Ana Santos, Vilar de Andorinho

Prémios na TAP

A transportadora aérea que dizem ser ainda portuguesa continua a ser um verdadeiro caso sui generis no que toca a lucros e prejuízos. A saudosa e talentosa Ivone Silva, que teatralmente tão bem interpretou a Olívia patroa e a Olívia costureira, encerrava em si mesma o que significava “quem me comeu a carne, agora que me coma os ossos”. Mas na TAP o teatro não é o mesmo. Uns improdutivos, mesmo não havendo lucros, premeiam-se uns aos outros, enquanto o Estado português é chamado a colmatar os prejuízos, sendo o de agora na ordem dos 105 milhões de euros. Isto é, enquanto uns voam livremente sem nada pagar e recebendo grandes vencimentos, os restantes, em terra, pagam com língua de palmo as viagens que nunca fizeram ou farão.
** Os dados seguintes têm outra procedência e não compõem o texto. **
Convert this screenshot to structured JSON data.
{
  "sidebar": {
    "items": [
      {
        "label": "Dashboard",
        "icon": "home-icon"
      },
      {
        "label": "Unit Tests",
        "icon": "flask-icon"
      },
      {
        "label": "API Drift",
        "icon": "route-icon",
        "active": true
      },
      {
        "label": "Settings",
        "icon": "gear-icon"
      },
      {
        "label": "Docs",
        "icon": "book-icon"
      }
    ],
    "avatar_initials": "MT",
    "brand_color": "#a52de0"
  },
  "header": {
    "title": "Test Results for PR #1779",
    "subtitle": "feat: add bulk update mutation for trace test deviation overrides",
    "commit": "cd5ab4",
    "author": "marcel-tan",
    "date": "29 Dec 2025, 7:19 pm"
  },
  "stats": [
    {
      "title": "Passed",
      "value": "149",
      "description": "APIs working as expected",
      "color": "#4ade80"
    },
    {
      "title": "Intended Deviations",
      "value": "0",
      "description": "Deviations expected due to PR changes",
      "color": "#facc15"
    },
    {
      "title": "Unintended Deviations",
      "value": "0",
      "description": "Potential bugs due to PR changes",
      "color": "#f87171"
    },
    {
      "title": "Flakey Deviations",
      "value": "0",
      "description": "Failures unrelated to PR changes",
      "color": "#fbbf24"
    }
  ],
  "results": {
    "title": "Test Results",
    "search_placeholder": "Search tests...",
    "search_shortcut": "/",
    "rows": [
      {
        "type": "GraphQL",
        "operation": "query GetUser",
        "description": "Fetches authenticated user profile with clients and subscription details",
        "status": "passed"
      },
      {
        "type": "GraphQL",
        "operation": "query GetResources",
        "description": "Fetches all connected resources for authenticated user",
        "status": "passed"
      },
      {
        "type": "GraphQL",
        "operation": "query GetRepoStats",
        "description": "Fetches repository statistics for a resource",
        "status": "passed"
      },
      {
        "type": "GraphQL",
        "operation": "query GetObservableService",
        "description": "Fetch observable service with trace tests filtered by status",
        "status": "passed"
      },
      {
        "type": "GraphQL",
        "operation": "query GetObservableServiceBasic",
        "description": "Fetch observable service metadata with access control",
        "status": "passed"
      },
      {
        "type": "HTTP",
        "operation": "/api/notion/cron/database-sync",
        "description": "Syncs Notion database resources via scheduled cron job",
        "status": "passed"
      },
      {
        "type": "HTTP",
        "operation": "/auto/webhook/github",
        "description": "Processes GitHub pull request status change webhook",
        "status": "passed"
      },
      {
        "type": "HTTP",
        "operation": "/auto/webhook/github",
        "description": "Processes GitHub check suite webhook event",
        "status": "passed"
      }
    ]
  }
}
José Amaral, Vila Nova de Gaia

A Justiça no fundo

A corrupção estende os tentáculos até ao seio da Justiça! O ex-presidente do Tribunal da Relação de Lisboa é suspeito de vários crimes. Há mensagens trocadas através de telemóveis que o denunciam. Escolheu juízes que assinaram acordos favoráveis a alegados criminosos. Esta gente deve ser impoluta e dar exemplos de isenção e comportamento moral irrepreensível, mas assim não é – as más práticas repetem-se com frequência...

Caso se confirme judicialmente aquele desvio com contornos criminosos, a punição deve ser exemplarmente agravada, porque de um membro com elevado cargo de responsabilidade na Justiça se trata! Que confiança tem o comum cidadão nesta Justiça? Urge esclarecer esta nódoa, já! Sob pena de ficar descredibilizada e bater irremediavelmente no fundo!